The Mortgage Bankers Association (MBA) proposed a new line of MBS that would be structured with a federally-guaranteed wrap, which would be backed by loan-level guarantees from privately-owned, government-chartered and regulated mortgage credit-guarantor entities.

Michael D. Berman, chairman-elect of the MBA made the proposal yesterday as he testified before the House Financial Services Committee at a hearing titled Housing Finance: What Should the New System Be Able to Do?

Berman also proposed that the government should provide an explicit credit guarantee on a class of MBS-backed by ‘core’ single-family and multifamily mortgage products. He said the guarantee should be financed with risk-based fees.

Third, taxpayers and the system should be protected through limits on the mortgage products covered, on activities, and on portfolio size and purpose. Protections should also come in the form of  strong risk-based capital requirements as well as risk-based payments into a federal insurance fund.

Berman said that the centerpiece of MBA’s plan, however, is the new line of MBS. He said that the government guarantee would be similar to the one provided by Ginnie Mae — guaranteeing timely payments of interest and principal to bondholders and explicitly carrying the full faith and credit of the U.S. government.

This government wrap would help provide affordable financing rates.

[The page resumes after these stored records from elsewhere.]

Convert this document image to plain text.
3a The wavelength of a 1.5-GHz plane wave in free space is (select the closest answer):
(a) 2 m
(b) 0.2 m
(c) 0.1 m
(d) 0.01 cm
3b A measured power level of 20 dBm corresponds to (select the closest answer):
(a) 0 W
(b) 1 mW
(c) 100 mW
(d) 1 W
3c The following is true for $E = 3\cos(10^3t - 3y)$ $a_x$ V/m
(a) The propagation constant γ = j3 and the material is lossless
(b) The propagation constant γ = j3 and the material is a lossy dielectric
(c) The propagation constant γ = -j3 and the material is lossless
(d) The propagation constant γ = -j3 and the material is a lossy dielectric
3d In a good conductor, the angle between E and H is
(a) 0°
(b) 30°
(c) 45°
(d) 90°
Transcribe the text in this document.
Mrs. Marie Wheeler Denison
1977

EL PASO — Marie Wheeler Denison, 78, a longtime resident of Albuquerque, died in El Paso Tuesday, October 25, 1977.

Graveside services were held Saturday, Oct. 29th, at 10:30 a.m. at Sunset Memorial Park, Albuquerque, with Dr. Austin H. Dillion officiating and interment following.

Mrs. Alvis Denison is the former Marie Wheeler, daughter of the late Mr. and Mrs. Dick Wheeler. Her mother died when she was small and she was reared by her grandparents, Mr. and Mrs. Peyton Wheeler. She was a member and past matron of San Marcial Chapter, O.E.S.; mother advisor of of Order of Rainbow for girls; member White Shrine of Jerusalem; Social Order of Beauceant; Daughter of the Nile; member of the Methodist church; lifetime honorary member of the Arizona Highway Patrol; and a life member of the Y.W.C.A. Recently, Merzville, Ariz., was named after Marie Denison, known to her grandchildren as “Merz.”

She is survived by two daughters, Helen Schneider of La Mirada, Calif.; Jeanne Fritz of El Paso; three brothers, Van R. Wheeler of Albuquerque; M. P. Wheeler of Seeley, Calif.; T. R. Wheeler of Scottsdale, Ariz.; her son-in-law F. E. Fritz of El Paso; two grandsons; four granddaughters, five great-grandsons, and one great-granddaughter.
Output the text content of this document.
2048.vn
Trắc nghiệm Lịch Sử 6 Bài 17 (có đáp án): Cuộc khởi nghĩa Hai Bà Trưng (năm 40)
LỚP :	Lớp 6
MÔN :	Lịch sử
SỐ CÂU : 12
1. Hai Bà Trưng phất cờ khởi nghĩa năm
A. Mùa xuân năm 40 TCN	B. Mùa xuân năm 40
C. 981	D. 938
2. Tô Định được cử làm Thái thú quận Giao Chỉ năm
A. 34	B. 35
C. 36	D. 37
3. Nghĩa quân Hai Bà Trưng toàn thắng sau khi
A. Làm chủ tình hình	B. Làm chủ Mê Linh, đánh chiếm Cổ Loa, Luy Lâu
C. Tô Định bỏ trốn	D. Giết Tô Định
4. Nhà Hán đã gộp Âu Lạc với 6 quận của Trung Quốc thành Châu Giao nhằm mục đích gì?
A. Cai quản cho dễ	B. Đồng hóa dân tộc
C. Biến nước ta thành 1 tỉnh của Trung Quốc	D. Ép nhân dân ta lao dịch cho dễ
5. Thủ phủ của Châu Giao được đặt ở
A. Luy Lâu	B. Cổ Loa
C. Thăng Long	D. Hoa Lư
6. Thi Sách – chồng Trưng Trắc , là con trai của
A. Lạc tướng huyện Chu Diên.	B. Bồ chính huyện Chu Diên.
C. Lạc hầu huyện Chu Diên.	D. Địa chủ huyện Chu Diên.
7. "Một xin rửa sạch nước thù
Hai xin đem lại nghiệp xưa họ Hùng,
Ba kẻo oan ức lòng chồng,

These guarantees would be supported by a federal insurance fund, capitalized by risk-based fees charged on the supported securities, which also could be a vehicle for an affordable housing fund.

“In supporting these loan-level guarantees, the private entities would rely on their own capital as well as risk retention from originators, issuers and other secondary market entities such as mortgage insurers," Berman said. "MBS investors would not face credit risk, but would take on the interest rate risk from the underlying mortgages.” 

He also noted that it would only be the MBS that would be guaranteed by the government, not the companies backing these securities. The debt and equity issued by the entities would be purely private. As with other firms, investors would accept the potential risk of failure and loss.

“For this reason, we recommend that regulators charter enough entities to establish a truly competitive secondary market and to overcome issues associated with ‘too big to fail,”  Berman said. “At least initially, the number of entities should be two or three and that number could increase as the market develops.”